Virginia CPAs blend fiscal fitness with physical fitness

Sound mind, sound body, sound savings account?

The Virginia Society of Certified Public Accountants (VSCPA) last month joined Radio Disney's Move It! tour, which urges kids and families to "join in on activities to get you gamin', groovin' and movin'."

Why would CPAs get involved? The national mall tour is all about healthy lifestyles. While Radio Disney celebrated music and movement, the Virginia Society of CPAs promoted healthy financial habits at mall stops in Chesapeake and Richmond over two weekends in July.

VSCPA volunteers talked to kids and their parents about saving and managing money responsibly. They handed out materials to help, including a 12-month financial fitness calendar (January 1, review your personal budget; April 5, check on IRA deductions; May 25, start rainy day savings).

VSCPA is sponsoring free workshops for August, including "Money-Wise Women" and "Race to Retirement" in Glen Allen, Va. They offer free financial advice from CPAs through the organizatin's "Ask a CPA" e-mail program, and a free e-newsletter, Financial Fitness Insider. See for more on their initiative.

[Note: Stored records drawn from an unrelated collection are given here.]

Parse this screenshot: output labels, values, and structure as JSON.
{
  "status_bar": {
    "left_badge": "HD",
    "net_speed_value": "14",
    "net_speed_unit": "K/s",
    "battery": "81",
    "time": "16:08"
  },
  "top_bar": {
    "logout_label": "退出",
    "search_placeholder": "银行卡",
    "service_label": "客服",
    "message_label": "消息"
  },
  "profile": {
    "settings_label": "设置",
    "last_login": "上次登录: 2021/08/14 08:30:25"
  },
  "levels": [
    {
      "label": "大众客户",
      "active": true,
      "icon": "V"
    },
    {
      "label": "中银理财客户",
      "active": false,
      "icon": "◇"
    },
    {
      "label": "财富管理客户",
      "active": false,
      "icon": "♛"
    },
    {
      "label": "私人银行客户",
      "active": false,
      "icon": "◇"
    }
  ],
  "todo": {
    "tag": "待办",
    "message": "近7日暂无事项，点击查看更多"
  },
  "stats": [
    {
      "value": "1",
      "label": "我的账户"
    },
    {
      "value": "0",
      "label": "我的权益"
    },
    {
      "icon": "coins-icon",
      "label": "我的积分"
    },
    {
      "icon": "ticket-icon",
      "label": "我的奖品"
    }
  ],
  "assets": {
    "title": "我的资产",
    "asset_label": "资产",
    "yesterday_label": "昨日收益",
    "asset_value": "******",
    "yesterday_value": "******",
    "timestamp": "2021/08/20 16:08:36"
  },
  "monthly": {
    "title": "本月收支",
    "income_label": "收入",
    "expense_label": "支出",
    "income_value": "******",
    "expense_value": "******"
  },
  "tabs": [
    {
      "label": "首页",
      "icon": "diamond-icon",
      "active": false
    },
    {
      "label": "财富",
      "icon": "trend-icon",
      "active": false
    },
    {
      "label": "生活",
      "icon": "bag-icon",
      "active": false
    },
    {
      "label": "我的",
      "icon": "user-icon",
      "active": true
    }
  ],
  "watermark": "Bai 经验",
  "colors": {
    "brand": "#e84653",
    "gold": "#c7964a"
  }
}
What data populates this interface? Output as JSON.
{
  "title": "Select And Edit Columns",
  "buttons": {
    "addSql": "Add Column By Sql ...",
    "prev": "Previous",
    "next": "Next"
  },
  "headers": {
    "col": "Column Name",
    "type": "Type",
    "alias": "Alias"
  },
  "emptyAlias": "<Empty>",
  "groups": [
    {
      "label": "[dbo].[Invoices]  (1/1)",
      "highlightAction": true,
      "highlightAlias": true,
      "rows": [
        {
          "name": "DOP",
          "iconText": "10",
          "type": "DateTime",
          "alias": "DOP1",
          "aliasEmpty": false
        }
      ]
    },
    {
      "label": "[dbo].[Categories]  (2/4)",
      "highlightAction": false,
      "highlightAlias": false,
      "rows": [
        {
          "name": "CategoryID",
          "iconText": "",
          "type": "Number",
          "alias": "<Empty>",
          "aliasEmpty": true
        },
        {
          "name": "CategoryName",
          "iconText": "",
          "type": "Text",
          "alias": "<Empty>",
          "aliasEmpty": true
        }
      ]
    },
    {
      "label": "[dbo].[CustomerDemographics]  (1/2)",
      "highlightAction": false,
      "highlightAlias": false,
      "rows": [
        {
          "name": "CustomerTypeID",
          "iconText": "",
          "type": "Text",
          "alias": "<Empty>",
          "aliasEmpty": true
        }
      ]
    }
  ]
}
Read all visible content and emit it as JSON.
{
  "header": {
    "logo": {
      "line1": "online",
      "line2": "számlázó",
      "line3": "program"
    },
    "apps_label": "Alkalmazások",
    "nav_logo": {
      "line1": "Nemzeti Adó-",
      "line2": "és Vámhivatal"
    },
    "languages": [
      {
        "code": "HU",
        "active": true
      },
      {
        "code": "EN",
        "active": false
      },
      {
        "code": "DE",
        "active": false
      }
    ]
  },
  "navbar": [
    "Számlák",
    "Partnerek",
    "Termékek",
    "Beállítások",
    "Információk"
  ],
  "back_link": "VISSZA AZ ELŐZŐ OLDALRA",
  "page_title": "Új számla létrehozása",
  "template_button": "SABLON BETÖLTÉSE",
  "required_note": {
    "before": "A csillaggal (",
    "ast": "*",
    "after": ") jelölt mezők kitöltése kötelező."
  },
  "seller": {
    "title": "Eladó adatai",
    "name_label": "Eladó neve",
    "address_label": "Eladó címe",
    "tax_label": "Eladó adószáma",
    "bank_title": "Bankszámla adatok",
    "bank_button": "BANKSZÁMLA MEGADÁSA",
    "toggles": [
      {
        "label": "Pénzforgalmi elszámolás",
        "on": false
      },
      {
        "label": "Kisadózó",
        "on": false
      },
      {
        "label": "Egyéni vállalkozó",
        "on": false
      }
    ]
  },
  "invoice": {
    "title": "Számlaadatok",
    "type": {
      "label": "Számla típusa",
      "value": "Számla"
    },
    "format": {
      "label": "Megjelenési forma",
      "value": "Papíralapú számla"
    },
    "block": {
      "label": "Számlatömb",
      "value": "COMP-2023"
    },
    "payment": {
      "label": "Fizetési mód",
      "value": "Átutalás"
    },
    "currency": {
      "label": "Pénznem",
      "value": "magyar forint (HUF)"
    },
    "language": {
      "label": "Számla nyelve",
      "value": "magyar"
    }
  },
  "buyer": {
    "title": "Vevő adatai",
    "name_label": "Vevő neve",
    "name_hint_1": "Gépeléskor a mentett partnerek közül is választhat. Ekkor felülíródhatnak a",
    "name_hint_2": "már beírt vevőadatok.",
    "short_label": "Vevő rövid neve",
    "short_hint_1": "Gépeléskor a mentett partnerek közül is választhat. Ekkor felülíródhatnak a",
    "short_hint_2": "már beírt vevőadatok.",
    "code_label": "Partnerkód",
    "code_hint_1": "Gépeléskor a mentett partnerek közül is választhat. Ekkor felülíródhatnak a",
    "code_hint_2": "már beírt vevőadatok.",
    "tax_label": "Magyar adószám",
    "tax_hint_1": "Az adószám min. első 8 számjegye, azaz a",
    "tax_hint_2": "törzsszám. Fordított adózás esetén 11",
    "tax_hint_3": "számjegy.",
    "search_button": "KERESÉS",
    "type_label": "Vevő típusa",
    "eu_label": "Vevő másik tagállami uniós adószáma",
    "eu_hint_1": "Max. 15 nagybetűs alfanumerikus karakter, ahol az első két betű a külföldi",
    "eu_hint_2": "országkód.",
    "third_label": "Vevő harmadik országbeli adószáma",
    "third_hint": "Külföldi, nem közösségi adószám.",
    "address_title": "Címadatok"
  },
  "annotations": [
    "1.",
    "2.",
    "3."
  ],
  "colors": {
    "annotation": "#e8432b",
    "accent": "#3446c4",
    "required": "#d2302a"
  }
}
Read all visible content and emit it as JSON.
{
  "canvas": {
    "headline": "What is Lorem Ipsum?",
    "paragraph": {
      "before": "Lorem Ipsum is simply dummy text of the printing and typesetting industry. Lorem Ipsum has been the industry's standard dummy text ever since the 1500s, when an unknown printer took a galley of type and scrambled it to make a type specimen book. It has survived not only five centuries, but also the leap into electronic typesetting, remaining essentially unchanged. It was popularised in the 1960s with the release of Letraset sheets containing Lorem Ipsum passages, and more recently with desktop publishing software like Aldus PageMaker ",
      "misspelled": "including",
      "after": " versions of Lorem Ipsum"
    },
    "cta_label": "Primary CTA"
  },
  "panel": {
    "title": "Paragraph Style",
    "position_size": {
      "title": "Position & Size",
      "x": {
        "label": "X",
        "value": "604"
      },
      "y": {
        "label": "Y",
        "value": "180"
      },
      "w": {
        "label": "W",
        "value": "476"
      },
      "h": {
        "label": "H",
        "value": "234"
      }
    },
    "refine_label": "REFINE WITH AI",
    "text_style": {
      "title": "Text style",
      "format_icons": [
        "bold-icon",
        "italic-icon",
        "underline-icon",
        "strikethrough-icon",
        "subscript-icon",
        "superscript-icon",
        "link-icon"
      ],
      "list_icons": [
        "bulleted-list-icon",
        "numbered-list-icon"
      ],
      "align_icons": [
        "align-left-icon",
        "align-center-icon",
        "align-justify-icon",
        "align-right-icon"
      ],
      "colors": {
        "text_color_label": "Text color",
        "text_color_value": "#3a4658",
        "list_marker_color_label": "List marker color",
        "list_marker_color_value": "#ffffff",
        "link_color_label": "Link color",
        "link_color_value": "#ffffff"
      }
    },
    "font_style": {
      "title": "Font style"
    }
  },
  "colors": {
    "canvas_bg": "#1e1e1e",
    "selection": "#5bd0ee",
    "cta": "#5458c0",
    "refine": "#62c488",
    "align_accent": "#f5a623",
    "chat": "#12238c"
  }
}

The big picture is that young people (not to mention their parents) aren't saving enough money. The VSPCA also pushed the national Feed the Pig campaign. Launched in 2006 by the AICPA and the Ad Council, it is aimed at 25- to 34-year-olds who, the website ( contends, have an average credit card debt of about $4,000, loan debt of $20,000, and the second highest rate of personal bankruptcy in the nation.

The AICPA says that the number of people in this age group who keep a savings account or other interest-bearing account has declined from 65 percent in 1985 to 55 percent in 2004. Their median net worth in the same time period? It's gone from $6,788 to $3,746.

According to the "National Savings Rate Guidelines for Individuals" in the Journal of Financial Planning, saving early is critical to expect enough money to fund retirement. "The recommended savings rate for a person starting to save at age 25 typically more than doubles if they wait until age 45 to start saving, and triples if they wait until age 55 to start," the study says.

A few tips from VSCPA:


    • Try to save 10 to 15 percent of your income
    • Contribute the maximum allowed under your retirement plan
    • Arrange for a fixed amount to be automatically taken out of your paycheck and sent directly to your savings account or money market account

    Maybe a regular savings plan just take a little discipline - you know, the same discipline it takes to exercise regularly.